Ce jeudi 19 octobre 2023 n'était pas une date comme les autres pour Isabelle Adjani. L'actrice aux cinq César avait rendez-vous avec la justice. Elle était attendue au tribunal correctionnel de Paris pour être jugée. Elle est accusée de fraude fiscale et blanchiment, d'avoir dissimulé une donation en prêt en 2013 et de s'être fictivement domiciliée au Portugal en 2016 et 2017, ce qu'elle conteste vigoureusement.
Alors qu'elle se trouvait depuis plusieurs jours aux Etats-Unis pour assurer des représentations du Vertige Marilyn (Marilyn's Vertigo en anglais), Isabelle Adjani a fait savoir hier par le biais de ses avocats qu'elle ne pouvait pas se rendre à Paris en raison d'un problème de santé et avait demandé le report du procès. L'artiste n'ayant "pas pu prendre l'avion" depuis les Etats-Unis à cause d'une "maladie aiguë qui a été certifiée par un médecin new-yorkais", avaient indiqué à l'AFP ses conseils, Stéphane Babonneau et Olivier Pardo. Mais aujourd'hui, le tribunal correctionnel de Paris a rejeté cette demande. Il a en effet décidé de juger l'affaire en son absence. En début d'audience, la défense d'Isabelle Adjani a demandé un report du procès, faisant valoir que l'actrice, actuellement aux États-Unis, souffre "d'une pathologie aiguë incompatible avec l'avion".
Il n'était pas suffisamment établi que Mme Adjani avait réellement l'intention d'être présente
"Ce n'est pas un refus de complaisance, a plaidé Me Olivier Pardo, s'appuyant sur un certificat médical.
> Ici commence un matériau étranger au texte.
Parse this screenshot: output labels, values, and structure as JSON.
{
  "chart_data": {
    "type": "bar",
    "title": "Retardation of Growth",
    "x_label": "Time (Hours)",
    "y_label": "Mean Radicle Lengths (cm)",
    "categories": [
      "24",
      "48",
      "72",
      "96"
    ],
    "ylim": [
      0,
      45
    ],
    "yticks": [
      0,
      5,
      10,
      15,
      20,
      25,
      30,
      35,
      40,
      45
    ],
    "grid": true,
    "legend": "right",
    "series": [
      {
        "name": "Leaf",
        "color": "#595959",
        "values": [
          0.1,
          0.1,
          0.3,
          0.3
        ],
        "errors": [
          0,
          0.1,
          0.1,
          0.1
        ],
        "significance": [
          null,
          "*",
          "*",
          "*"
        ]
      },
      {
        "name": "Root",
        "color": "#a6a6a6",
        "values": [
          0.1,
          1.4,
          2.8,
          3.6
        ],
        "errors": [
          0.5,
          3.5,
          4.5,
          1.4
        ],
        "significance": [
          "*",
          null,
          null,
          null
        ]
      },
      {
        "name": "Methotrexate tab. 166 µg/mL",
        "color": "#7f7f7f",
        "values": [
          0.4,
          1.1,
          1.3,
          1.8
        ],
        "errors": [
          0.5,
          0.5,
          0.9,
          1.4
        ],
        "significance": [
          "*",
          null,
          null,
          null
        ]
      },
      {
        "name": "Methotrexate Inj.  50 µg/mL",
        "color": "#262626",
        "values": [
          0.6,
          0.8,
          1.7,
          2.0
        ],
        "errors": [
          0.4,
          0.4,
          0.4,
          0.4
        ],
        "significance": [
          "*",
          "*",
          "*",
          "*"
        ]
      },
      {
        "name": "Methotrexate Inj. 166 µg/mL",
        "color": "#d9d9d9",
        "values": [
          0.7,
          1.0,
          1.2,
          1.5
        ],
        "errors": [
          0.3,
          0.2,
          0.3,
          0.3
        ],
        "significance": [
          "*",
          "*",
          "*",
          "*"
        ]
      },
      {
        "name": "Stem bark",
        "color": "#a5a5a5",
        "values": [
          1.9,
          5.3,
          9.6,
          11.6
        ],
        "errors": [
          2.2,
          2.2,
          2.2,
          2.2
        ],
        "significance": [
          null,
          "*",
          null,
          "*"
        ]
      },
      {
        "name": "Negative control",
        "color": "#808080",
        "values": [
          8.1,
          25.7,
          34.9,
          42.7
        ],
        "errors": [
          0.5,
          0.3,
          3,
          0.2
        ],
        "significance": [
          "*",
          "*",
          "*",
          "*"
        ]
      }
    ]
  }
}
Elle tient à s'expliquer, elle tient à être là". Les avocats ont aussi motivé leur demande du fait de l'impossibilité, pour Mamadou Diagna NDiaye, de venir témoigner. "C'est un témoin essentiel, car c'est le prêteur du prêt discuté", ont-ils affirmé. Le parquet national financier (PNF) s'est opposé à cette requête, jugeant le certificat médical "pas circonstancié". "J'estime aujourd'hui qu'il y a des raisons de penser qu'elle ne s'est pas mise en mesure volontairement de venir", a déclaré le procureur, qui a ajouté que le témoignage de M. Ndiaye avait déjà "été recueilli pendant l'enquête". Après une demi-heure de délibération, le tribunal a rejeté cette demande, considérant "qu'il n'était pas suffisamment établi que Mme Adjani avait réellement l'intention d'être présente". La présidente a rappelé que la citation devant le tribunal datait de juin et que la défense avait fourni une réservation d'avion retour prise le 16 octobre pour "un vol qui arrivait ce matin à 11H00", soit seulement 02H30 avant le procès.
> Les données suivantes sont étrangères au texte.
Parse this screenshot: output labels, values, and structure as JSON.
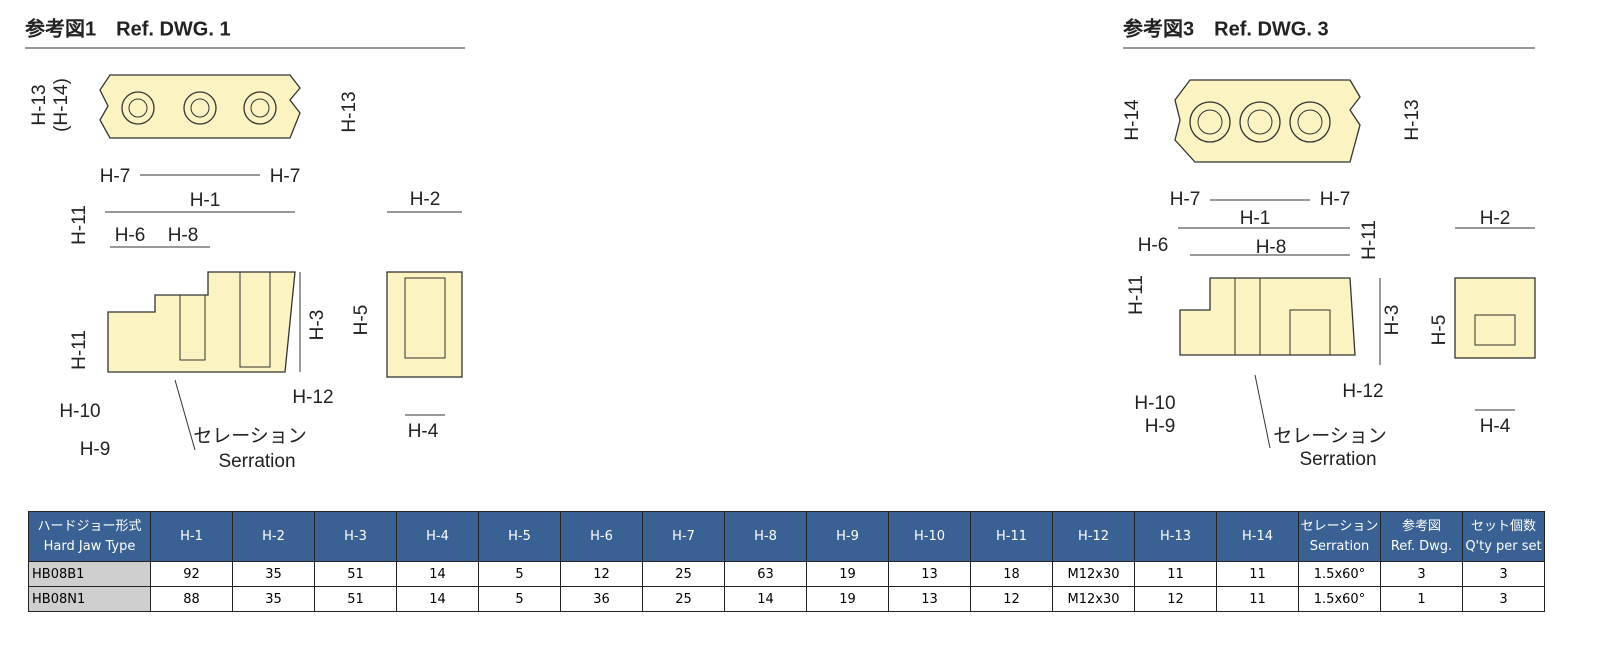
{
  "drawings": [
    {
      "title": "参考図1　Ref. DWG. 1",
      "labels": [
        "H-13",
        "(H-14)",
        "H-13",
        "H-7",
        "H-7",
        "H-1",
        "H-2",
        "H-11",
        "H-6",
        "H-8",
        "H-3",
        "H-5",
        "H-11",
        "H-12",
        "H-10",
        "H-4",
        "H-9",
        "セレーション",
        "Serration"
      ]
    },
    {
      "title": "参考図3　Ref. DWG. 3",
      "labels": [
        "H-14",
        "H-13",
        "H-7",
        "H-7",
        "H-1",
        "H-2",
        "H-6",
        "H-8",
        "H-11",
        "H-11",
        "H-3",
        "H-5",
        "H-12",
        "H-10",
        "H-9",
        "H-4",
        "セレーション",
        "Serration"
      ]
    }
  ],
  "table": {
    "header": [
      [
        "ハードジョー形式",
        "Hard Jaw Type"
      ],
      [
        "H-1"
      ],
      [
        "H-2"
      ],
      [
        "H-3"
      ],
      [
        "H-4"
      ],
      [
        "H-5"
      ],
      [
        "H-6"
      ],
      [
        "H-7"
      ],
      [
        "H-8"
      ],
      [
        "H-9"
      ],
      [
        "H-10"
      ],
      [
        "H-11"
      ],
      [
        "H-12"
      ],
      [
        "H-13"
      ],
      [
        "H-14"
      ],
      [
        "セレーション",
        "Serration"
      ],
      [
        "参考図",
        "Ref. Dwg."
      ],
      [
        "セット個数",
        "Q'ty per set"
      ]
    ],
    "rows": [
      [
        "HB08B1",
        92,
        35,
        51,
        14,
        5,
        12,
        25,
        63,
        19,
        13,
        18,
        "M12x30",
        11,
        11,
        "1.5x60°",
        3,
        3
      ],
      [
        "HB08N1",
        88,
        35,
        51,
        14,
        5,
        36,
        25,
        14,
        19,
        13,
        12,
        "M12x30",
        12,
        11,
        "1.5x60°",
        1,
        3
      ]
    ]
  }
}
Connue en particulier pour ses rôles dans L'été meurtrier (1983), Camille Claudel (1988), La Reine Margot (1994) ou plus récemment Mascarade (2022), l'actrice et chanteuse est soupçonnée d'avoir fait passer une donation de 2 millions d'euros pour un prêt, ce qui lui aurait permis d'éluder 1,2 million d'euros de droits de mutation. Cette somme lui a été transférée par Mamadou Diagna NDiaye, un influent homme d'affaires sénégalais, président du Comité national olympique et sportif sénégalais et membre du Comité international olympique. L'actrice fait valoir qu'il est un ami, parrain de son fils, et que le prêt a été dûment enregistré auprès du fisc. Il lui est en outre reproché de s'être fictivement domiciliée au Portugal, éludant ainsi 236000 euros d'impôt sur le revenu, et d'avoir fait transiter par un "compte bancaire américain non déclaré" la somme de 119 000 euros. Sur ces deux points, elle conteste aussi toute infraction.
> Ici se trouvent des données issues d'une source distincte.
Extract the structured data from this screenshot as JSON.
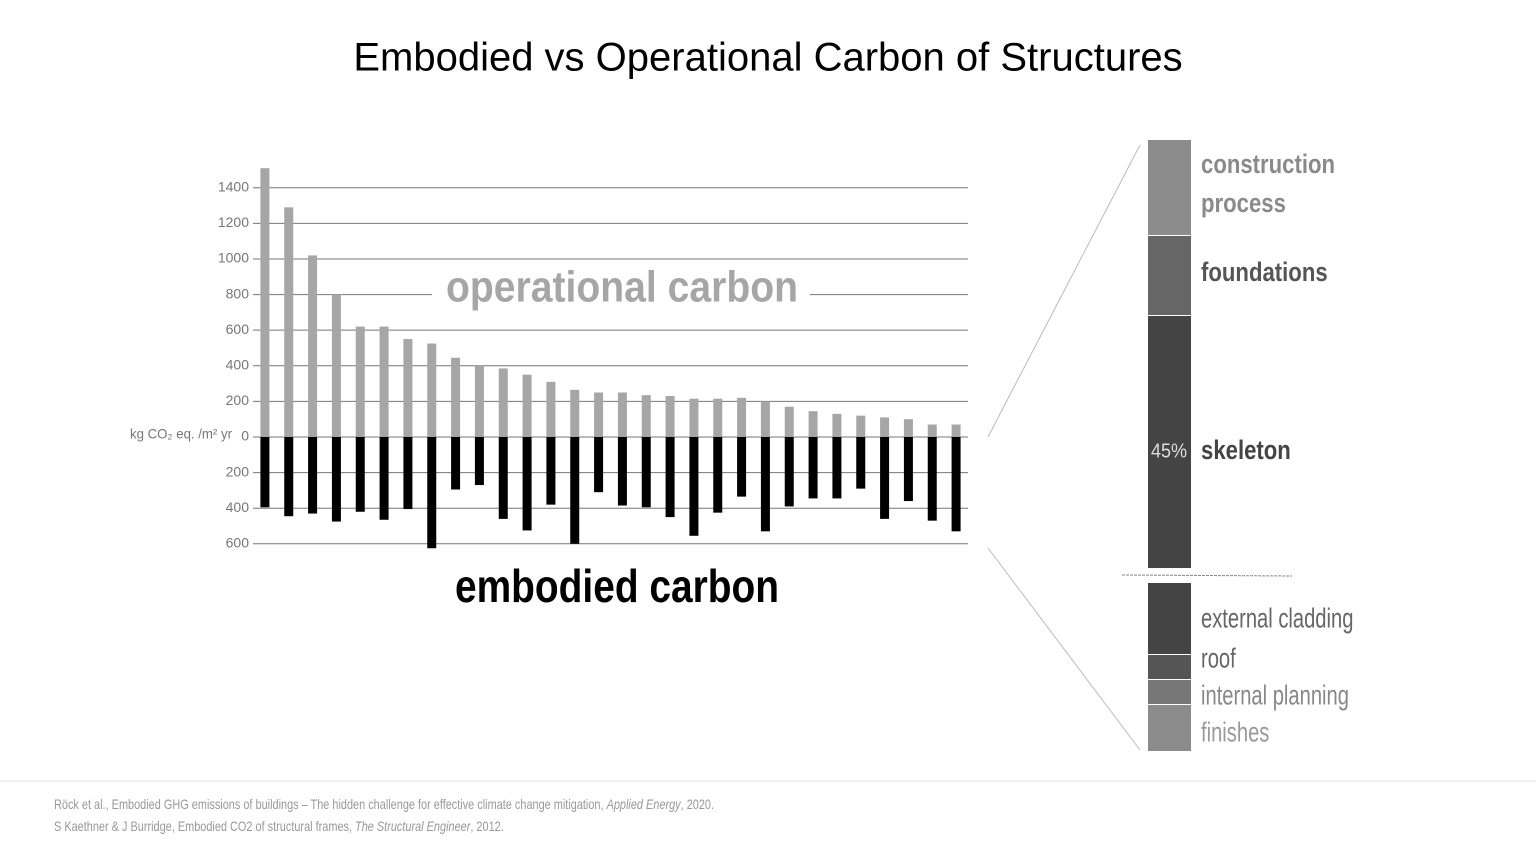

La semaine dernière, lors d'une longue interview accordée à Paris Match, Isabelle Adjani avait affronté les accusations dont elle fait l'objet. "Oui, je vis dans un petit immeuble qui ne paye pas de mine. Désolée, je ne suis pas propriétaire d'un manoir avec un spa, mais locataire d'un appartement avec un grand parking que j'ai aménagé en loft et toute ma vie est entreposée", avait expliqué l'actrice, évoquant son logement à Carcavelos, une petite ville à une vingtaine de kilomètres de Lisbonne.
Isabelle Adjani reste présumée innocente des faits qui lui sont reprochés jusqu'au jugement de l'affaire.